Roy, você sabe fazer miojo? Queria te fazer um convite. :D

Beijus,

Roy Frenkiel said...

Oi, Luma! Pois eh, mesmo sendo ateu entendo seu ponto perfeitamente. As pessoas recriam (se apoiam no que querem acreditar, em outras palavras) o que melhor lhes cabe. Portanto, quando um evangelico se diz contra o casamento de homossexuais e se firma na Biblia para opinar, nao eh a Biblia a preconceituosa, e sim o parceiro evangelico que ainda nao optou por um "Deus" diferente. Complexo isso mesmo. Quero saber qual eh o blogue, se possivel.

Faco miojo muito bem! :-)
Qual eh o convite? Me deixasse curioso.

Abrax

RF

Jens said...

Oi Roy.
PQP, que radicalismo. Saindo da esfera sentimental para as relações mais amplas do campo social e, a partir daí, considerando que os islâmicos propugnam a mesma postura intransigente, dá para entender porque nunca haverá paz no Oriente Médio entre judeus e árabes, se esta for a posição da maioria das respectivas populações. (Extrapolei a situação para um cenário mais amplo, não sei se deu para entender).

Um abraço.

Roy Frenkiel said...

Sinceramente, capitao, sao essas as coisas que mais indicam a situacao de desesperanca.
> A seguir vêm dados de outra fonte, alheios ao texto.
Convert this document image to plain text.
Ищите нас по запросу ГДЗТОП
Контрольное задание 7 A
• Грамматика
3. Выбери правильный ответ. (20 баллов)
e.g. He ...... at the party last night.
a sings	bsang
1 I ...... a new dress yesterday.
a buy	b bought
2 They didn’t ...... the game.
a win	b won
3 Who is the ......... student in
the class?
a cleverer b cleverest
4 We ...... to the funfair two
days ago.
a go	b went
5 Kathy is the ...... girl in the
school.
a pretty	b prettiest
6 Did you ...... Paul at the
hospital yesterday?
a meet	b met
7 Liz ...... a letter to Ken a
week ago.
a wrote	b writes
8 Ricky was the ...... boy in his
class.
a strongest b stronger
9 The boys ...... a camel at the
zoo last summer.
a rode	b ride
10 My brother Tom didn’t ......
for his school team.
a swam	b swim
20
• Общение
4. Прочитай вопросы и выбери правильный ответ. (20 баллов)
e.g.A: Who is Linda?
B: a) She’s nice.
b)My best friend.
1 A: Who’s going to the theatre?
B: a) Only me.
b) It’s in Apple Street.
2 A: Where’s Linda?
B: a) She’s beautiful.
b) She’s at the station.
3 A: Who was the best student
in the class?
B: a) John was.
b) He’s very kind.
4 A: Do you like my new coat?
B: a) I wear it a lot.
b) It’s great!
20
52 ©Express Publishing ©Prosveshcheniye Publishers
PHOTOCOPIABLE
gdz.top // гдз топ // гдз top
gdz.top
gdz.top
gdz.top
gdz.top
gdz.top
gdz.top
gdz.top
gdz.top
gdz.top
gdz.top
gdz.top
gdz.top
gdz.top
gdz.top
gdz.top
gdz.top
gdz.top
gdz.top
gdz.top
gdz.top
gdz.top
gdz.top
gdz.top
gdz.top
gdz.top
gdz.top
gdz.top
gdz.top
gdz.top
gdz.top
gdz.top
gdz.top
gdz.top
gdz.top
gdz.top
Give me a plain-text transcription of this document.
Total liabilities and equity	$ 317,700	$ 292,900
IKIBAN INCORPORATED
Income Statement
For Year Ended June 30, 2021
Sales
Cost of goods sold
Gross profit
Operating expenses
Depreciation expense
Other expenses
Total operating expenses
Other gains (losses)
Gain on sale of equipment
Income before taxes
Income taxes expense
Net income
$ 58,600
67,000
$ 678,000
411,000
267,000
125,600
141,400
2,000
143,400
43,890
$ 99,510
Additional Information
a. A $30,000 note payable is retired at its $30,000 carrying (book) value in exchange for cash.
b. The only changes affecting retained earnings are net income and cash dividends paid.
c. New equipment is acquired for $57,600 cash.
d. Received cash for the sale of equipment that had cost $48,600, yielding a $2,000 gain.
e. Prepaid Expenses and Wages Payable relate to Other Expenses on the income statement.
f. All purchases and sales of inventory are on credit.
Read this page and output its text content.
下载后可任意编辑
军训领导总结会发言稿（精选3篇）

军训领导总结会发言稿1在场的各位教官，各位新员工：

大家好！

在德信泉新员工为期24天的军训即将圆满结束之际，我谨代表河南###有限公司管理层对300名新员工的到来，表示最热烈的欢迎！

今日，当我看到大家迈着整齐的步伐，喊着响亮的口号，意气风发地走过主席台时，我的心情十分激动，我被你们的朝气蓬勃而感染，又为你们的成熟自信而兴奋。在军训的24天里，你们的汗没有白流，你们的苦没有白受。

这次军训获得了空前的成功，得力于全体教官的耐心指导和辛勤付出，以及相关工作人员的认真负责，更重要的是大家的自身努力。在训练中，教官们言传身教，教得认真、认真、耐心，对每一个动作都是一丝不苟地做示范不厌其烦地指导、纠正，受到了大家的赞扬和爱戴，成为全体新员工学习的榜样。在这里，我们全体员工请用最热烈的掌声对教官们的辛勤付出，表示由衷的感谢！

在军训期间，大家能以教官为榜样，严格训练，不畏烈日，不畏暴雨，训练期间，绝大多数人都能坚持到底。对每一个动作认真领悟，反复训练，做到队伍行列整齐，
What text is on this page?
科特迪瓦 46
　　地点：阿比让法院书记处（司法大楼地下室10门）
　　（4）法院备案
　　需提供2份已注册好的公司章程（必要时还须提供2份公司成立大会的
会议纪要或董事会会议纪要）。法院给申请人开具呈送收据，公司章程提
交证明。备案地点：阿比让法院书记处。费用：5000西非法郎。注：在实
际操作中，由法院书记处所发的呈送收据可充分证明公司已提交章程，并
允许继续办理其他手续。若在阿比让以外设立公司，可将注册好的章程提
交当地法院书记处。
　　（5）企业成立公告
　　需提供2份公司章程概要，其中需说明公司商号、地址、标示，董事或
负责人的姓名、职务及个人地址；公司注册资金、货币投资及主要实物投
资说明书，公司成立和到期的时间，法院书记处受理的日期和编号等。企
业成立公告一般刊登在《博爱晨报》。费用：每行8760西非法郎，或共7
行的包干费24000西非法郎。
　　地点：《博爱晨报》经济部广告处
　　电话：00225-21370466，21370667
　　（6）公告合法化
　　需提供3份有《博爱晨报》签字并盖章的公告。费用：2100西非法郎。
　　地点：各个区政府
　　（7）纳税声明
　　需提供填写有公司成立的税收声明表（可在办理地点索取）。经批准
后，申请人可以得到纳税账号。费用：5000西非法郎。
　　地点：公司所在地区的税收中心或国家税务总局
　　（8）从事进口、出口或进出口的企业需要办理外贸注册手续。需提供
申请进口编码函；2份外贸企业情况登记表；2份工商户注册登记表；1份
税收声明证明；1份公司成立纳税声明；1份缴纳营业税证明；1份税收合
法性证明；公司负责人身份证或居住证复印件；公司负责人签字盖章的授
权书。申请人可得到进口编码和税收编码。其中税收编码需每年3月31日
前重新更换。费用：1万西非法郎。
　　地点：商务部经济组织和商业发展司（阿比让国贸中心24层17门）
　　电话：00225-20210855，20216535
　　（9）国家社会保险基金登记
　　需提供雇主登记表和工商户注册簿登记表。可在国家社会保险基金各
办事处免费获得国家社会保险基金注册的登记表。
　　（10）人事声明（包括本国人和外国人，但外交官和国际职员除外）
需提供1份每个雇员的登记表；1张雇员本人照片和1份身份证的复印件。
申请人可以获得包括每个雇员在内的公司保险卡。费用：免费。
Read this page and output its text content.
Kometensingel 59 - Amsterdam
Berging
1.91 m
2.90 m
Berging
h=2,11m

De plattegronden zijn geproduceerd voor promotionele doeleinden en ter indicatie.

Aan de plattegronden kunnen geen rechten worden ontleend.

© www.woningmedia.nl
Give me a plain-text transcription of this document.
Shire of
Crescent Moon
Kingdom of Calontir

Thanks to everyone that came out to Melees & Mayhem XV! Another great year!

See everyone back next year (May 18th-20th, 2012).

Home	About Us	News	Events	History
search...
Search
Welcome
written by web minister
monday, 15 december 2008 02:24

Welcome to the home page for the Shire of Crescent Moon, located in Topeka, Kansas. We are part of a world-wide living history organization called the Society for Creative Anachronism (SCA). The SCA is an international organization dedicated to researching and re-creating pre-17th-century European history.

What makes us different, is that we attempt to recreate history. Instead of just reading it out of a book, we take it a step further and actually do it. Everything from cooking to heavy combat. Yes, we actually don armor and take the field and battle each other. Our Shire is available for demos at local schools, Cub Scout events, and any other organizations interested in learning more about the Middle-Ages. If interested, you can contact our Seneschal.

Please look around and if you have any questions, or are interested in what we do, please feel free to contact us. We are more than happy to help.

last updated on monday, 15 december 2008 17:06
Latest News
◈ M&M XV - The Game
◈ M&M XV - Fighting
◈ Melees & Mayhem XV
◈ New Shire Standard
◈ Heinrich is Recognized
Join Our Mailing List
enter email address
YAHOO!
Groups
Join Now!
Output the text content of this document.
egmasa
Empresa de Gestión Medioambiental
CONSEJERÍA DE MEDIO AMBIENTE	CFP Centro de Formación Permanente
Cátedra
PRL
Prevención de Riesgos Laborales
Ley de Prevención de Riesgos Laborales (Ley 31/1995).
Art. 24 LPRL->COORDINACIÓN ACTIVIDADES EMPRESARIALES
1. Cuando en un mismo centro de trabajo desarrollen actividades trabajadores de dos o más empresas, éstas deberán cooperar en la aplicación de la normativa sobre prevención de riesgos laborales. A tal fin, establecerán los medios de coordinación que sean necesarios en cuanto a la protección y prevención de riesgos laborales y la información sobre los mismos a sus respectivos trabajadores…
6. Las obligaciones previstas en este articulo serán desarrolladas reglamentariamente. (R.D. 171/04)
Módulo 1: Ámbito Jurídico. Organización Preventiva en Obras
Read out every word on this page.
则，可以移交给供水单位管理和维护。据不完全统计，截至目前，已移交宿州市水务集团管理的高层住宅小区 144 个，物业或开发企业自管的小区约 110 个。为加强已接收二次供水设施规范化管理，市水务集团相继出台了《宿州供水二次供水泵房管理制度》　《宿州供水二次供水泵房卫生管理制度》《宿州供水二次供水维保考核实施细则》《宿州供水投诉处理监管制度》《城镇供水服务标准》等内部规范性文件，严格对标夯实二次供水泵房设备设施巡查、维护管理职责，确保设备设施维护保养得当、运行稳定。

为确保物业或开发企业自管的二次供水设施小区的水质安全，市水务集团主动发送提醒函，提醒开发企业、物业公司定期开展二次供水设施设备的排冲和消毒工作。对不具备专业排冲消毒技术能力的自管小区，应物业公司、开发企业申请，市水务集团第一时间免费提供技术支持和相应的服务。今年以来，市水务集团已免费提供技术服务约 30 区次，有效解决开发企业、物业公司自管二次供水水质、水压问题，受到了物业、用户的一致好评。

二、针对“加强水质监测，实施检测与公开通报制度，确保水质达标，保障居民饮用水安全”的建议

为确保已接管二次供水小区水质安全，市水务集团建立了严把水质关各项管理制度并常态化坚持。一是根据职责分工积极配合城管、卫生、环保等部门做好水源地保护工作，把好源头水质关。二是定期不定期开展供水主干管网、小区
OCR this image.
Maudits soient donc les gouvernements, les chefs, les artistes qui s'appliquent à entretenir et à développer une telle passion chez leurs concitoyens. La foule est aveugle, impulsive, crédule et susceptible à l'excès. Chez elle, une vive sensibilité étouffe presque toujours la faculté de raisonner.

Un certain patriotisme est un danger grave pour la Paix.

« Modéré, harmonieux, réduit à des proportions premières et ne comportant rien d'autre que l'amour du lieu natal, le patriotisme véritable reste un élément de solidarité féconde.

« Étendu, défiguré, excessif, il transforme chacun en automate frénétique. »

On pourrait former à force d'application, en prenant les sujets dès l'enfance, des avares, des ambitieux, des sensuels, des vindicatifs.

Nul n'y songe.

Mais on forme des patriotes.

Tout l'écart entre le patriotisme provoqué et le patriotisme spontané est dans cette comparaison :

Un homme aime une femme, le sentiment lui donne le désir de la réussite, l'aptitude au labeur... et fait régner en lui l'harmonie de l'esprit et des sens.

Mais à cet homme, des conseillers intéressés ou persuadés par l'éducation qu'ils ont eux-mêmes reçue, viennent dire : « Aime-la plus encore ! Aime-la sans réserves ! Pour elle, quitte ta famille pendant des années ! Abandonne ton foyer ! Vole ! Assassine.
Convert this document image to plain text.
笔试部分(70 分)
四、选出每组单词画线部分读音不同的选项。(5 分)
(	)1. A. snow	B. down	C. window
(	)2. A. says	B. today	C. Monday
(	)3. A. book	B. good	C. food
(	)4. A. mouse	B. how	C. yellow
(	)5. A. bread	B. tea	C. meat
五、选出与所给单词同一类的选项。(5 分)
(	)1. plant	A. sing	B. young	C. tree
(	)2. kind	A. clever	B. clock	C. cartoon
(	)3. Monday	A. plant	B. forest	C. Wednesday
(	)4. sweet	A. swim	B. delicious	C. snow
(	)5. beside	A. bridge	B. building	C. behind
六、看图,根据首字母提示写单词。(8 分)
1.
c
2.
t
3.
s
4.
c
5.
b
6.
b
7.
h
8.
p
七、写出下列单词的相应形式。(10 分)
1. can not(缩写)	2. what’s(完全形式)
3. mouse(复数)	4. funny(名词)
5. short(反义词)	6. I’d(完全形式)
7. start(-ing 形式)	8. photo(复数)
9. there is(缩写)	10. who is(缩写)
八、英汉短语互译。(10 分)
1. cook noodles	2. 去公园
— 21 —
O maior problema da discussao sobre o Oriente Medio eh que todos olhamos para tras, para a historia, do mesmo modo que olhamos para tras e rebuscamos no passado a explicacao para realidades atuais. E o passado eh essencial mesmo se quisermos entender como chegamos aonde chegamos, mas o presente tem sua propria forma, fronteiras e limites. A maioria, e voce deve saber disso, capitao, dos problemas atuais entre Israel e seus vizinhos tem a ver com religiao, mas muito mais com nacionalismo. O problema eh que, se voce acredita ou pensa que o nacionalismo carece de fe do mesmo modo que a religiao carece de fe, e que 1 + 1 = 2, voce automaticamente acredita, ou escolhe assim observar, que o caos atual so aumenta e so transcende por causa das respectivas religioes.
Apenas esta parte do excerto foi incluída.